While Abbey’s porch is covered, it was no match for this violent storm. We were soaked within minutes. Not only were our plans for the evening ruined, but I was truly frightened as this was quickly becoming vicious, hurricane type weather and we were trapped outside. With mascara running down my cheeks, my silky straight hair now matted and dripping wet, and my body shaking with fear, I did what any red-blooded, southern raised girl would do. I started crying.
Always my protective hero, my husband offered to run around the house to the front door, use the entry code, and let me into the house from the back porch door until the storm passed. I’ve never in my life wanted to get inside a house so badly, but I was too frightened for him to leave, worried he would be struck by lightning, so I clung to his arm and begged him not to go.
The thunder was so loud I literally screamed and covered my ears every time it ripped through the sky and kaBOOMED. I had to get in the house. The doggie door. I’m small enough to get through the doggie door. If I can just get one of the dogs to come out, I can get a collar, trigger the door open, climb through, and let us into the house. The benefits of being little. Getting down on my hands and knees, I began to call “Lola, Gus, Frankie! Y’all come get a treat!” Frankie is the new one. He won’t come because he doesn’t know me well enough. Gus is so tiny and skittish, no more than a two pounder, he’s probably shaking and hiding underneath a bed. But Lola, Lola is the caring, kind, old soul. She’ll have compassion and come to our rescue.
Sure enough, the doggie door opens and Lola’s sweet face is looking into mine. A sigh of relief escapes my lips, but wait, Lola glances past me and sees the storm. Her eyes widen. The doggie door closes. Noooooo. Lola has abandoned me and left us to fend for ourselves.

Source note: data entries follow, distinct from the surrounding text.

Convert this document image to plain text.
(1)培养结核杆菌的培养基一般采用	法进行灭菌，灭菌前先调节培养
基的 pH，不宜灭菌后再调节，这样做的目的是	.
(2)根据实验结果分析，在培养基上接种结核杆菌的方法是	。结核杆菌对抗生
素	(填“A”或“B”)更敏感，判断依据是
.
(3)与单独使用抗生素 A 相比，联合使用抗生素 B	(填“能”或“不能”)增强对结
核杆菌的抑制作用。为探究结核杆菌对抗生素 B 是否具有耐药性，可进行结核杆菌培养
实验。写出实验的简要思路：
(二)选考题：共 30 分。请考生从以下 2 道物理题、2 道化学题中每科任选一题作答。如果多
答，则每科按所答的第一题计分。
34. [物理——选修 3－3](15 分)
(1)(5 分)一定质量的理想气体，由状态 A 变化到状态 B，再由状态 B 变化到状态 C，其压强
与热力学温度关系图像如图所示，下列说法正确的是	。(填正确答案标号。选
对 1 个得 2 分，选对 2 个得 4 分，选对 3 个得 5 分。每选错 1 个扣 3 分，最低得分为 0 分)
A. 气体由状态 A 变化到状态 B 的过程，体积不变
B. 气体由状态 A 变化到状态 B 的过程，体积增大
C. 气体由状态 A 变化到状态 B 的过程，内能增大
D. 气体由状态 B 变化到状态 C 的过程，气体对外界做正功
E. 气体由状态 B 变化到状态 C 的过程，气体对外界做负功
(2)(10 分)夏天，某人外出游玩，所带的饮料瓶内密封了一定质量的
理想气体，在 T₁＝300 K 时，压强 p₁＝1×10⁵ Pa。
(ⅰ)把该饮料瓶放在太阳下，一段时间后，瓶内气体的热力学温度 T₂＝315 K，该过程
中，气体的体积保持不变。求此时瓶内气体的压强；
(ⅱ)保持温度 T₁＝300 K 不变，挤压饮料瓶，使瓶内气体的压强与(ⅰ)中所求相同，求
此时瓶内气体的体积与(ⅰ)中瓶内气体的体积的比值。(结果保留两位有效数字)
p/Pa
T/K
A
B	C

After we got home, I took a warm bath, put on my pajamas, and climbed into bed. Still sniffling and pouting that our night out with friends was foiled, I grabbed my phone and texted Abbey to tell her what happened, and invoke a little sympathy. Abbey texted back, “Why didn’t y’all just go in the back door? It was unlocked!”
You’ve got to be kidding me.
All that time spent frightened on the porch, battling the wind and rain, cowering in the thunder (just me), crying (again, just me), and trying to coerce the dogs out of the doggie door (still me), and all we had to do was open the back door and enter the sanctuary of Abbey’s house.
Sometimes, we make things far more complicated than they really are. We work in vain for our salvation when we are told, “For it is by grace you have been saved, through faith—and this is not from yourselves, it is the gift of God— not by works, so that no one can boast” (Ephesians 2:8-9). We toil and strive to win God’s approval through our own righteous acts when we are told no one except Jesus is truly righteous, “There is no one righteous, not even one” (Romans 3:10) and “all our righteous acts are like filthy rags” (Isaiah 64:6). We try to earn our way into heaven when we are told no one enters heaven except through Christ, “Jesus answered, ‘I am the way and the truth and the life. No one comes to the Father except through me’” (John 14:6).
We may call on the Father to save us, approve us, and allow us into heaven, but if we are banking on anything other than Jesus, it will be in vain. The gates of heaven will not be opened to anyone seeking entrance without the key—Jesus. Why get down on our hands and knees and plead through a doggie door? The grand door to the kingdom is already unlocked.